Kama Soutra (trad. Lamairesse)/Titre III/Chapitre 3

Kama Soutra, règles de l’amour de Vatsyayana.
Traduction par Pierre-Eugène Lamairesse.
(p. 48-49).
CHAPITRE III


Des pressions et frictions (App 1), égratignures, marques faites avec les ongles.


Généralement, les marques avec les ongles s’impriment sur les aisselles, la gorge, les seins, les lèvres, le Djadgana ou milieu du corps, et les cuisses.

Ce sont, aussi bien que les morsures, des témoignages d’amour singuliers, souvent affectés, entre amants très passionnés ; ils se les donnent au premier rendez-vous, au départ pour un voyage, au retour, lors d’une réconciliation, enfin quand la femme est dans une ivresse quelconque.

On fait avec les ongles huit marques, par égratignures ou pressions : la sonore, la demi-lune, le cercle, le trait de l’ongle ou la griffe du tigre, la patte de paon, le saut du lièvre, la feuille de lotus bleu.

La sonore se fait en pressant le menton, les seins, la lèvre inférieure ou le Djadgana, assez doucement pour ne faire aucune marque ou égratignure, et seulement pour que les poils se hérissent au contact des ongles dont on entend le grattement.

Un amant en use ainsi avec une jeune fille, lorsqu’il la masse ou lui égratigne légèrement la tête et s’amuse à la troubler en l’effrayant.

La demi-lune : la courbe d’un seul ongle que l’on imprime sur le cou ou les seins.

Le cercle : l’ensemble de deux demi-lunes opposées. Cette marque se fait ordinairement sur le nombril, dans les petits creux qui se forment autour des fesses dans la station droite, aux aînés.

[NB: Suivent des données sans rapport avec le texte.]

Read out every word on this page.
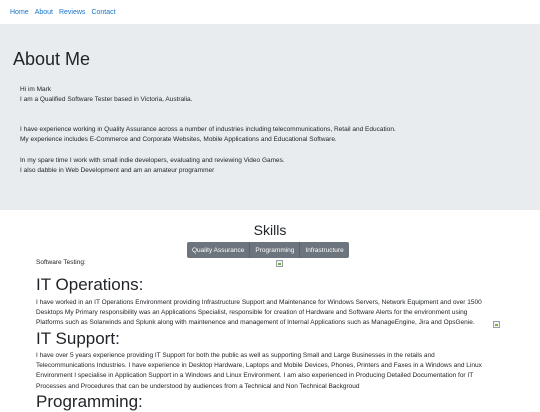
Home About Reviews Contact
About Me

Hi im Mark
I am a Qualified Software Tester based in Victoria, Australia.

I have experience working in Quality Assurance across a number of industries including telecommunications, Retail and Education.
My experience includes E-Commerce and Corporate Websites, Mobile Applications and Educational Software.

In my spare time I work with small indie developers, evaluating and reviewing Video Games.
I also dabble in Web Development and am an amateur programmer

Skills
Quality Assurance	Programming	Infrastructure
Software Testing:
IT Operations:

I have worked in an IT Operations Environment providing Infrastructure Support and Maintenance for Windows Servers, Network Equipment and over 1500
Desktops My Primary responsibility was an Applications Specialist, responsible for creation of Hardware and Software Alerts for the environment using
Platforms such as Solarwinds and Splunk along with maintenence and management of Internal Applications such as ManageEngine, Jira and OpsGenie.

IT Support:

I have over 5 years experience providing IT Support for both the public as well as supporting Small and Large Businesses in the retails and
Telecommunications Industries. I have experience in Desktop Hardware, Laptops and Mobile Devices, Phones, Printers and Faxes in a Windows and Linux
Environment I specialise in Application Support in a Windows and Linux Environment. I am also experienced in Producing Detailed Documentation for IT
Processes and Procedures that can be understood by audiences from a Technical and Non Technical Backgroud

Programming:
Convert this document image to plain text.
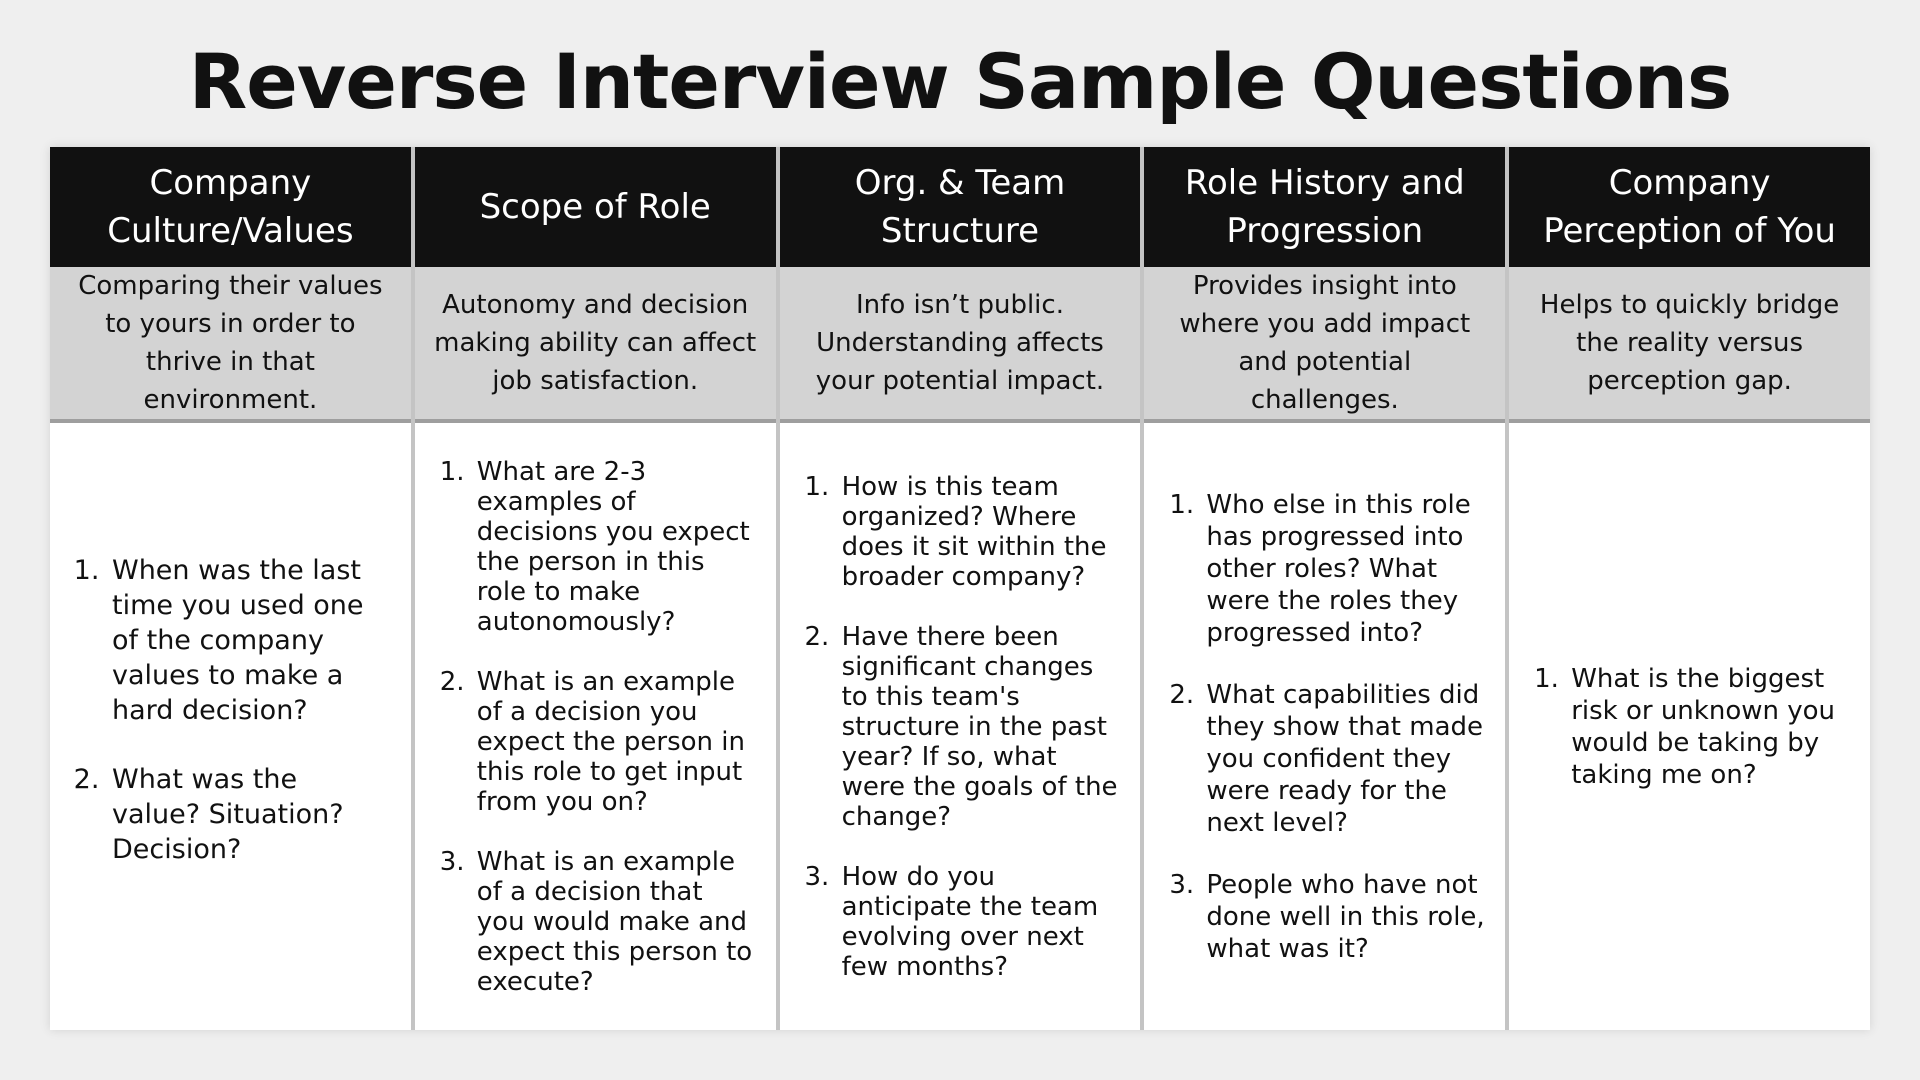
Reverse Interview Sample Questions
Company Culture/Values
Comparing their values to yours in order to thrive in that environment.
1. When was the last time you used one of the company values to make a hard decision?
2. What was the value? Situation? Decision?
Scope of Role
Autonomy and decision making ability can affect job satisfaction.
1. What are 2-3 examples of decisions you expect the person in this role to make autonomously?
2. What is an example of a decision you expect the person in this role to get input from you on?
3. What is an example of a decision that you would make and expect this person to execute?
Org. & Team Structure
Info isn’t public. Understanding affects your potential impact.
1. How is this team organized? Where does it sit within the broader company?
2. Have there been significant changes to this team's structure in the past year? If so, what were the goals of the change?
3. How do you anticipate the team evolving over next few months?
Role History and Progression
Provides insight into where you add impact and potential challenges.
1. Who else in this role has progressed into other roles? What were the roles they progressed into?
2. What capabilities did they show that made you confident they were ready for the next level?
3. People who have not done well in this role, what was it?
Company Perception of You
Helps to quickly bridge the reality versus perception gap.
1. What is the biggest risk or unknown you would be taking by taking me on?
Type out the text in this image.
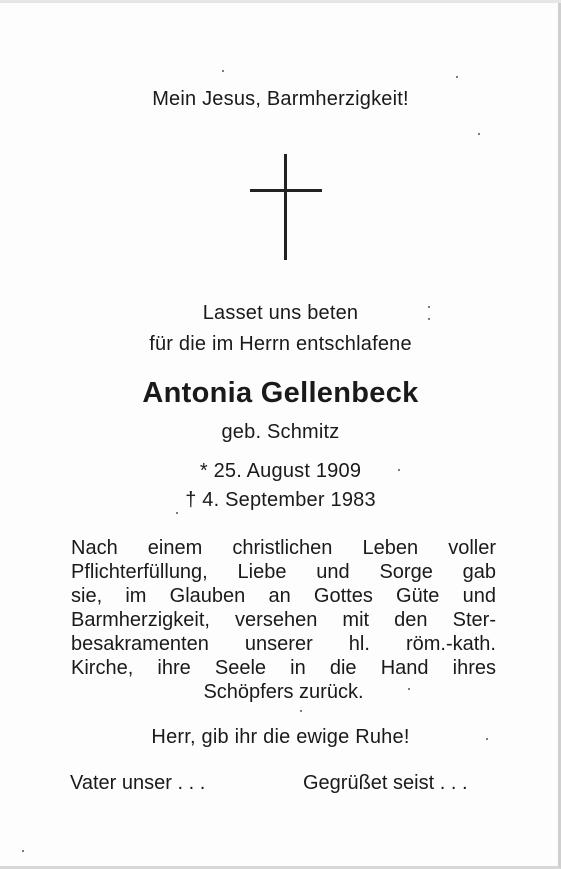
Mein Jesus, Barmherzigkeit!
Lasset uns beten
für die im Herrn entschlafene
Antonia Gellenbeck
geb. Schmitz
* 25. August 1909
† 4. September 1983
Nach einem christlichen Leben voller
Pflichterfüllung, Liebe und Sorge gab
sie, im Glauben an Gottes Güte und
Barmherzigkeit, versehen mit den Ster-
besakramenten unserer hl. röm.-kath.
Kirche, ihre Seele in die Hand ihres
Schöpfers zurück.
Herr, gib ihr die ewige Ruhe!
Vater unser . . .	Gegrüßet seist . . .
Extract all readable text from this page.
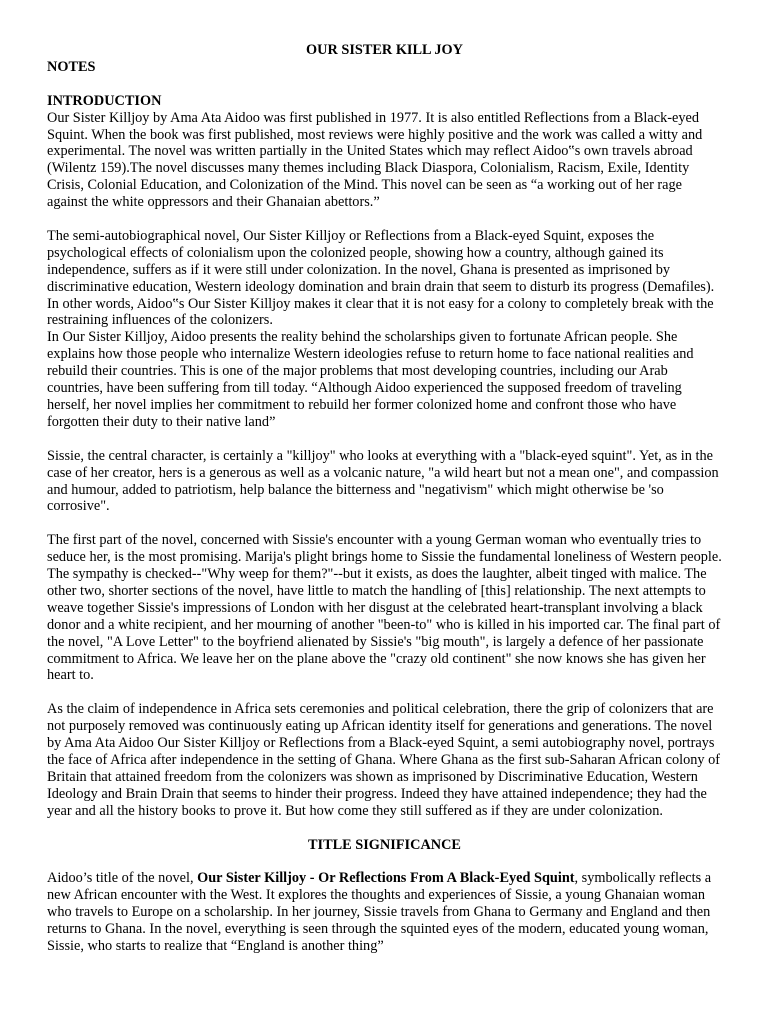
OUR SISTER KILL JOY

NOTES

INTRODUCTION

Our Sister Killjoy by Ama Ata Aidoo was first published in 1977. It is also entitled Reflections from a Black-eyed Squint. When the book was first published, most reviews were highly positive and the work was called a witty and experimental. The novel was written partially in the United States which may reflect Aidoo‟s own travels abroad (Wilentz 159).The novel discusses many themes including Black Diaspora, Colonialism, Racism, Exile, Identity Crisis, Colonial Education, and Colonization of the Mind. This novel can be seen as “a working out of her rage against the white oppressors and their Ghanaian abettors.”

The semi-autobiographical novel, Our Sister Killjoy or Reflections from a Black-eyed Squint, exposes the psychological effects of colonialism upon the colonized people, showing how a country, although gained its independence, suffers as if it were still under colonization. In the novel, Ghana is presented as imprisoned by discriminative education, Western ideology domination and brain drain that seem to disturb its progress (Demafiles). In other words, Aidoo‟s Our Sister Killjoy makes it clear that it is not easy for a colony to completely break with the restraining influences of the colonizers.

In Our Sister Killjoy, Aidoo presents the reality behind the scholarships given to fortunate African people. She explains how those people who internalize Western ideologies refuse to return home to face national realities and rebuild their countries. This is one of the major problems that most developing countries, including our Arab countries, have been suffering from till today. “Although Aidoo experienced the supposed freedom of traveling herself, her novel implies her commitment to rebuild her former colonized home and confront those who have forgotten their duty to their native land”

Sissie, the central character, is certainly a "killjoy" who looks at everything with a "black-eyed squint". Yet, as in the case of her creator, hers is a generous as well as a volcanic nature, "a wild heart but not a mean one", and compassion and humour, added to patriotism, help balance the bitterness and "negativism" which might otherwise be 'so corrosive".

The first part of the novel, concerned with Sissie's encounter with a young German woman who eventually tries to seduce her, is the most promising. Marija's plight brings home to Sissie the fundamental loneliness of Western people. The sympathy is checked--"Why weep for them?"--but it exists, as does the laughter, albeit tinged with malice. The other two, shorter sections of the novel, have little to match the handling of [this] relationship. The next attempts to weave together Sissie's impressions of London with her disgust at the celebrated heart-transplant involving a black donor and a white recipient, and her mourning of another "been-to" who is killed in his imported car. The final part of the novel, "A Love Letter" to the boyfriend alienated by Sissie's "big mouth", is largely a defence of her passionate commitment to Africa. We leave her on the plane above the "crazy old continent" she now knows she has given her heart to.

As the claim of independence in Africa sets ceremonies and political celebration, there the grip of colonizers that are not purposely removed was continuously eating up African identity itself for generations and generations. The novel by Ama Ata Aidoo Our Sister Killjoy or Reflections from a Black-eyed Squint, a semi autobiography novel, portrays the face of Africa after independence in the setting of Ghana. Where Ghana as the first sub-Saharan African colony of Britain that attained freedom from the colonizers was shown as imprisoned by Discriminative Education, Western Ideology and Brain Drain that seems to hinder their progress. Indeed they have attained independence; they had the year and all the history books to prove it. But how come they still suffered as if they are under colonization.

TITLE SIGNIFICANCE

Aidoo’s title of the novel, Our Sister Killjoy - Or Reflections From A Black-Eyed Squint, symbolically reflects a new African encounter with the West. It explores the thoughts and experiences of Sissie, a young Ghanaian woman who travels to Europe on a scholarship. In her journey, Sissie travels from Ghana to Germany and England and then returns to Ghana. In the novel, everything is seen through the squinted eyes of the modern, educated young woman, Sissie, who starts to realize that “England is another thing”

Le trait : un petit trait d’ongle que l’on imprime sur une partie quelconque du corps.

La griffe de tigre : ligne courbe tracée sur le sein.

La patte de paon : courbe semblablement tracée sur le sein avec les cinq ongles ; celui qui la réussit est considéré comme un artiste.

Le saut du lièvre : la marque des cinq ongles est faite près d’un bouton du sein.

La feuille de lotus bleu : marques faites sur les seins ou les hanches en forme de feuilles de lotus.

Il existe encore d’autres marques et même en nombre illimité ; car, dit un auteur ancien : « l’art d’imprimer les marques d’amour est familier à tous. » (App. n° 2).

Vatsyayana ajoute : « De même que la variété est nécessaire dans l’amour, la variété, à son tour, engendre l’amour.

C’est pourquoi les courtisanes, qui n’ignorent rien de ce qui concerne l’amour, sont si désirables.

On ne fait point de marques avec les ongles sur les femmes mariées ; mais on peut faire des marques particulières sur les parties cachées de leur corps, comme souvenir et pour accroître l’amour.

Les marques des ongles même anciennes et presque effacées rappellent à une femme et réveillent son amour qui, sans cela, pourrait se perdre tout à fait.

Une jeune femme sur les seins de laquelle apparaissent ces empreintes impressionne même un étranger qui les aperçoit à distance.

Un homme qui porte des marques d’ongles et de dents réussit auprès des femmes, même celles qui sont rebelles à l’amour.